Complotisme : A l'approche de la présidentielle, les disciples de QAnon essaiment dans l'Hexagone

Tom Hollmann

Si les tenants de cette théorie conspirationniste venue des Etats-Unis restent marginaux en France, leur influence représente une préoccupation pour les autorités en vue de 2022

  • 20 Minutes publie une enquête en trois volets sur l’influence des adeptes de la théorie QAnon en France. Véritable éponge conspirationniste, cette théorie promeut l’idée que les Etats-Unis et le monde sont contrôlés par des puissances occultes que seul Donald Trump est à même de contrer.
  • Si le mouvement reste marginal en France, il y compte néanmoins plusieurs milliers de sympathisants. La prolifération de son contenu sur Internet et les exactions violentes commises en son nom Outre-Atlantique représentent un risque dans l’Hexagone, estiment les spécialistes.
  • En particulier, l’augmentation du nombre d’adeptes de cette théorie « inquiète au regard de la prochaine élection présidentielle », a écrit la Miviludes (Mission d’information, de vigilance et de lutte contre les dérives sectaires) en février dernier.

« Il y a une forme de suprémacisme qui se met en place aujourd’hui. » En ce 12 mars, Léonard Sojli est révolté par la gestion de la crise du coronavirus, accusant les « élites » de stigmatiser les personnes qui refusent le port du masque. « Ils créent deux niveaux de la société avec deux traitements complètement différents, et la dernière fois que ça s’est passé comme ça dans l’histoire, ça s’est très très mal terminé. » Face à la dizaine de milliers de spectateurs qui le regarde en direct, l’influent leader des DéQodeurs, une des principales chaînes QAnon francophone, dénonce les « dérives totalitaires » du président Emmanuel Macron.

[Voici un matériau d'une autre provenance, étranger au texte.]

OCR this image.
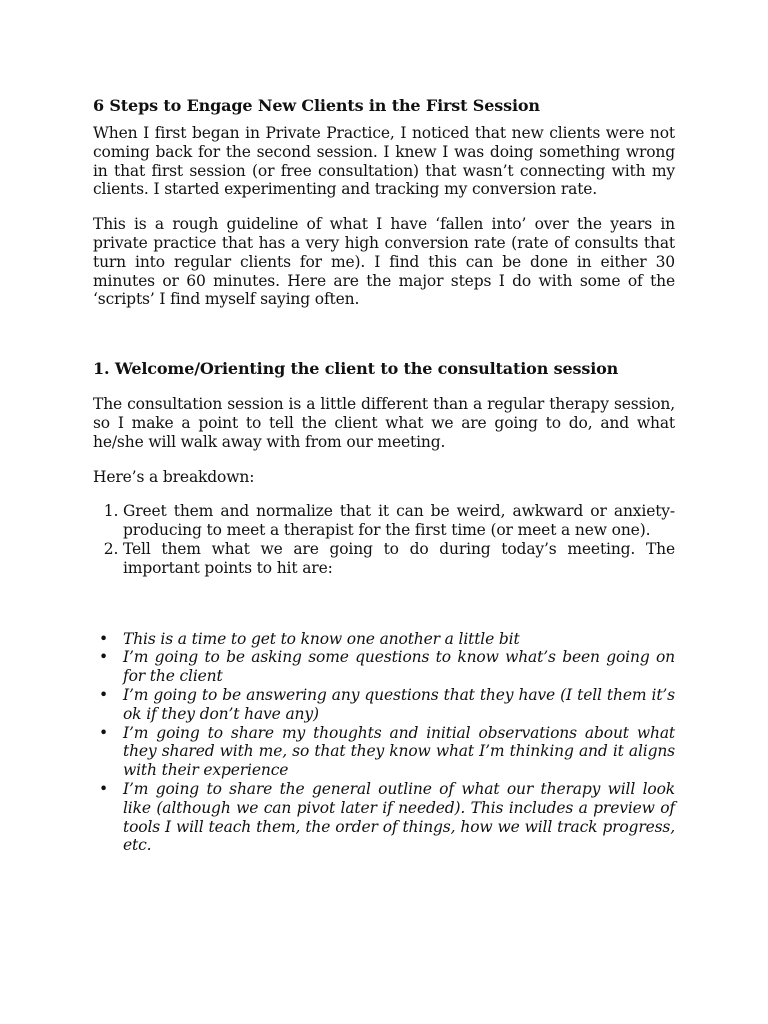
6 Steps to Engage New Clients in the First Session

When I first began in Private Practice, I noticed that new clients were not coming back for the second session. I knew I was doing something wrong in that first session (or free consultation) that wasn’t connecting with my clients. I started experimenting and tracking my conversion rate.

This is a rough guideline of what I have ‘fallen into’ over the years in private practice that has a very high conversion rate (rate of consults that turn into regular clients for me). I find this can be done in either 30 minutes or 60 minutes. Here are the major steps I do with some of the ‘scripts’ I find myself saying often.

1. Welcome/Orienting the client to the consultation session

The consultation session is a little different than a regular therapy session, so I make a point to tell the client what we are going to do, and what he/she will walk away with from our meeting.

Here’s a breakdown:

1. Greet them and normalize that it can be weird, awkward or anxiety-producing to meet a therapist for the first time (or meet a new one).
2. Tell them what we are going to do during today’s meeting. The important points to hit are:
• This is a time to get to know one another a little bit
• I’m going to be asking some questions to know what’s been going on for the client
• I’m going to be answering any questions that they have (I tell them it’s ok if they don’t have any)
• I’m going to share my thoughts and initial observations about what they shared with me, so that they know what I’m thinking and it aligns with their experience
• I’m going to share the general outline of what our therapy will look like (although we can pivot later if needed). This includes a preview of tools I will teach them, the order of things, how we will track progress, etc.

A l’image des adeptes des DéQodeurs, de plus en plus de Français tombent dans le terrier du lapin, et propagent avec assiduité une idéologie conspirationniste sur Internet et les réseaux sociaux. Notre société serait une dictature sanitaire favorisant les élites, et la démocratie, une fumisterie. « QAnon compte au moins plusieurs dizaines de milliers de sympathisants en France », estime Tristan Mendès-France, maître de conférences associé à l’Université de Paris et spécialiste du complotisme, qui suit ce mouvement de près.

Une mouvance née en 2017

Née fin 2017 aux Etats-Unis, cette mouvance complotiste épouse les messages cryptiques de « Q », un anonyme qui prétend être un haut gradé de l’administration américaine, sur des forums d’extrême-droite (4Chan, puis 8Chan et 8Kun). Ses adeptes, les « Q researchers », ou encore « QAnon », croient dur comme fer que l’ex-président américain Donald Trump combat « l’Etat profond », une cabale pédophile et sataniste dont feraient partie les « élites » mondiales.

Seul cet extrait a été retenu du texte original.